Dorfitter selbst fand allerdings in einer Urkunde vom 10.05.1126 unter dem Namen "Itter" Erwähnung. Danach änderte sich sein Name noch mehrmals. So wurde der Ort Ende 1251 in einer Urkunde der Herren von Löwenstein "Dorpytere" genannt und hieß ab 1329 "Dorfyttere". In Dorfitter wurde einst intensiv Kupferbergbau betrieben, wovon mittlerweile nur noch die großen Halden und das Zechenhaus zeugen.
Heute ist der Ort vorwiegend Wohngemeinde mit günstiger Lage zur Kreisstadt Korbach. Am Ortsrand im "Kuhbachtal" befindet sich ein Kalksteinbruch.
Dorfitter bietet ein Dorfgemeinschaftshaus zum Feiern, einen zweigruppigen Kindergarten, Kinderspielplätze und gemütliche Gastwirtschaften und einen Frisörsalon.
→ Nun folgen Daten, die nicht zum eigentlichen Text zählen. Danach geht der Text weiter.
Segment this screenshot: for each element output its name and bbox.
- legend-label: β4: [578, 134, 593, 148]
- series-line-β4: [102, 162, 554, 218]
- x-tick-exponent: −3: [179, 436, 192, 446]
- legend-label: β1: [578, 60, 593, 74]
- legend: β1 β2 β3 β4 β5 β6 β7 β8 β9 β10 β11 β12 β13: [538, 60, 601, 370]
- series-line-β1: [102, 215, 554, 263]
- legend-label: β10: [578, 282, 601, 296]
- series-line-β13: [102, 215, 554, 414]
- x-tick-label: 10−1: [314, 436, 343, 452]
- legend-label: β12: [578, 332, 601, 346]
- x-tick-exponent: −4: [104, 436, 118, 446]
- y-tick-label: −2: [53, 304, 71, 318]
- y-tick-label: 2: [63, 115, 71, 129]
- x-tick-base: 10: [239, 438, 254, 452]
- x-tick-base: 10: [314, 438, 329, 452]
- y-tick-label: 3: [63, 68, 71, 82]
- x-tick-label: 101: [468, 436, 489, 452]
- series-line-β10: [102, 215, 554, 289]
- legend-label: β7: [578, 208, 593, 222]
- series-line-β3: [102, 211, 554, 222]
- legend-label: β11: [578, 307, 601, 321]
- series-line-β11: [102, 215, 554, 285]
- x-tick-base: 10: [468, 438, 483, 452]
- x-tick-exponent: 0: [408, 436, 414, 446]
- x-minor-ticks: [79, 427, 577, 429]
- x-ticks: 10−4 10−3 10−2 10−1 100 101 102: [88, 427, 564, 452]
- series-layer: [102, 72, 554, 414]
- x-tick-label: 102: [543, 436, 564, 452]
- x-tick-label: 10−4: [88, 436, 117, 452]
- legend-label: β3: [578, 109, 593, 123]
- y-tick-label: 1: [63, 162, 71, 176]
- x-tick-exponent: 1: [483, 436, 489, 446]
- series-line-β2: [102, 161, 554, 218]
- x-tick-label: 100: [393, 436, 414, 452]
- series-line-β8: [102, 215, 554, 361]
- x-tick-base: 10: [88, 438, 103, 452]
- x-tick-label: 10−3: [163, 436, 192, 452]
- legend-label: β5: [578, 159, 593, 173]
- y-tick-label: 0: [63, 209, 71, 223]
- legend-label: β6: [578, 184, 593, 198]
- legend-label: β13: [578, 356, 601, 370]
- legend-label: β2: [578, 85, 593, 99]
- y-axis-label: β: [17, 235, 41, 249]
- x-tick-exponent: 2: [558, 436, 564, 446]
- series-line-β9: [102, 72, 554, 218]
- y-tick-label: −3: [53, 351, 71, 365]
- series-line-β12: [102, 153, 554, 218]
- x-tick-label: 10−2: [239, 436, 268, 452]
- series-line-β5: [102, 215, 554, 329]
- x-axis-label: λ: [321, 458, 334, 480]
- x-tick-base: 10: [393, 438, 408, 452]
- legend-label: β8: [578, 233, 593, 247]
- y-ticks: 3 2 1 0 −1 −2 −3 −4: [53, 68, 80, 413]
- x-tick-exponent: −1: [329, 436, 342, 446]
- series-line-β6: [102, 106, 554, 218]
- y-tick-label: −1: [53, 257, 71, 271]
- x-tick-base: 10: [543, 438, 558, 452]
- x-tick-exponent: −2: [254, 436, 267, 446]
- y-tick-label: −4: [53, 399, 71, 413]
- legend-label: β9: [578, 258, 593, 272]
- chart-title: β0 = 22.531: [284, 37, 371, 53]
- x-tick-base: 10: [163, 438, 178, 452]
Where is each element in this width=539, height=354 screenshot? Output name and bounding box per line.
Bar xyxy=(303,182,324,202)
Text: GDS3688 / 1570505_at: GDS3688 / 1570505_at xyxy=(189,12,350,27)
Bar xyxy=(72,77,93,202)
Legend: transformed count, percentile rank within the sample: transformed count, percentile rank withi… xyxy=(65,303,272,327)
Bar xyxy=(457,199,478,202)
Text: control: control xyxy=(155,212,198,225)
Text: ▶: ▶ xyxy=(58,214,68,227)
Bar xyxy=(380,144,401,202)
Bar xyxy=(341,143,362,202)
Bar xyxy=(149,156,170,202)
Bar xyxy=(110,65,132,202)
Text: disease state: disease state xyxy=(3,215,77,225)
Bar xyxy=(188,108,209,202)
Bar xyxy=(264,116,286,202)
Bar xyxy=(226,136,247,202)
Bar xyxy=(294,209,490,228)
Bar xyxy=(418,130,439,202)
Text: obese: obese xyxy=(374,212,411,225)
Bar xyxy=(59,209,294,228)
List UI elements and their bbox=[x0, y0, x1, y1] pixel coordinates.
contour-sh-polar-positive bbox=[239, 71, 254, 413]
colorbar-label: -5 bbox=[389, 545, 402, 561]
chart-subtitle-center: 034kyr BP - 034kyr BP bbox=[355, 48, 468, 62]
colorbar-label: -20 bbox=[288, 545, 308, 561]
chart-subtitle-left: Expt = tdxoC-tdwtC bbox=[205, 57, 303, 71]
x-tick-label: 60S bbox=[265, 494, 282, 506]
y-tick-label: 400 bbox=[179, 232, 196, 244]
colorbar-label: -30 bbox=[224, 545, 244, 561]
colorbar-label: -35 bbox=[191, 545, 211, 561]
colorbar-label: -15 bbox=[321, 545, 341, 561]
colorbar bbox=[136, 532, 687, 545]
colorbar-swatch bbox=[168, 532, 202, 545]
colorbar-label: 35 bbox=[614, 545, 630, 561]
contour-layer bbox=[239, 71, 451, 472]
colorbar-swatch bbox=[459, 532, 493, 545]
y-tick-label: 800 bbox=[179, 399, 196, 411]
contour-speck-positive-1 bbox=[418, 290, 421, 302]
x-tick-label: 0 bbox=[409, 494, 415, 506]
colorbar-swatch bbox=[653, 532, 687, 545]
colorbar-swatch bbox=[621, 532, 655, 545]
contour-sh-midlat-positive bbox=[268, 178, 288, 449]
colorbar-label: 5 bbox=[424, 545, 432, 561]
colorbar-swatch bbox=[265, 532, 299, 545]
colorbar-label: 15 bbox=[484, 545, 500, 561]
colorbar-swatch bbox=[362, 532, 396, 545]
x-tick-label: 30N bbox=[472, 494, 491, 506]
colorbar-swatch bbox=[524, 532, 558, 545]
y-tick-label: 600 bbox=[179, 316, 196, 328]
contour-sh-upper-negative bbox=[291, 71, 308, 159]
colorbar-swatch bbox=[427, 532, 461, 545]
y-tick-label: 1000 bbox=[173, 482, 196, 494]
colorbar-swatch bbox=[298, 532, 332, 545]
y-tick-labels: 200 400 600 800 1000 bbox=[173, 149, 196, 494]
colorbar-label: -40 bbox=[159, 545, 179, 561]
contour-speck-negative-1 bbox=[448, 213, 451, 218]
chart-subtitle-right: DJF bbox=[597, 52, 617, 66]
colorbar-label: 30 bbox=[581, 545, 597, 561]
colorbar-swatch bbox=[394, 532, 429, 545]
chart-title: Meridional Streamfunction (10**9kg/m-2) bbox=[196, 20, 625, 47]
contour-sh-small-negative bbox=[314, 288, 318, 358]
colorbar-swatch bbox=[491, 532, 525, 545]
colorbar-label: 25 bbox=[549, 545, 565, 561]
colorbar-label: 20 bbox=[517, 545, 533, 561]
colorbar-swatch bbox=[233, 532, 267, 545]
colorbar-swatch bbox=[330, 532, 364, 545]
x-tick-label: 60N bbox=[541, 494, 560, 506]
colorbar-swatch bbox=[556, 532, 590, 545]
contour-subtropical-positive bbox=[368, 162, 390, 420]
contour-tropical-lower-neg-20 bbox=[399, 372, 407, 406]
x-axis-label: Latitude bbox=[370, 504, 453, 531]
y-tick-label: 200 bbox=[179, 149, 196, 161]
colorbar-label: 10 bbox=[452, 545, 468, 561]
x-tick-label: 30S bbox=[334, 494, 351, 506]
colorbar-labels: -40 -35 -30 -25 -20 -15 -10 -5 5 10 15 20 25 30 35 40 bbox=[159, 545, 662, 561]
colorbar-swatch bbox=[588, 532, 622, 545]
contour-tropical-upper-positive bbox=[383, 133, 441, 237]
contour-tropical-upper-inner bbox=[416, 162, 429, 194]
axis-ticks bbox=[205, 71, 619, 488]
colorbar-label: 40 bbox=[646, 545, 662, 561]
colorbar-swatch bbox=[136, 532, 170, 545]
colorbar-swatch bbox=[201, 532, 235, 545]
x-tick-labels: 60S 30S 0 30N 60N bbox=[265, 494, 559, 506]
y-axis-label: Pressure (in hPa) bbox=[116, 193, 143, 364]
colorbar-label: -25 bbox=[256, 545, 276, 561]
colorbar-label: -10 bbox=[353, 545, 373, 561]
Sehenswert ist die Fachwerkkirche "St. Bartholomäus" aus dem 13. Jahrhundert. Sie befindet sich mitten im Ort und wurde bereits 1267, allerdings nur als Kapelle, urkundlich erwähnt. Besonderheiten der Kirche sind das Altarbild eines unbekannten Malers aus der Zeit um 1490, welches Szenen aus dem Leben Christi darstellt. Mitte des 14. Jahrhunderts wurde ein Kruzifix zugefügt sowie ein in das Mauerwerk eingelassener Stein aus dem Jahr 1402, der den heiligen Antonius zeigt.
Ein reich geschnitztes Gesims mit Seilwerksformen an der Westempore wurde im 17. Jahrhundert angebracht.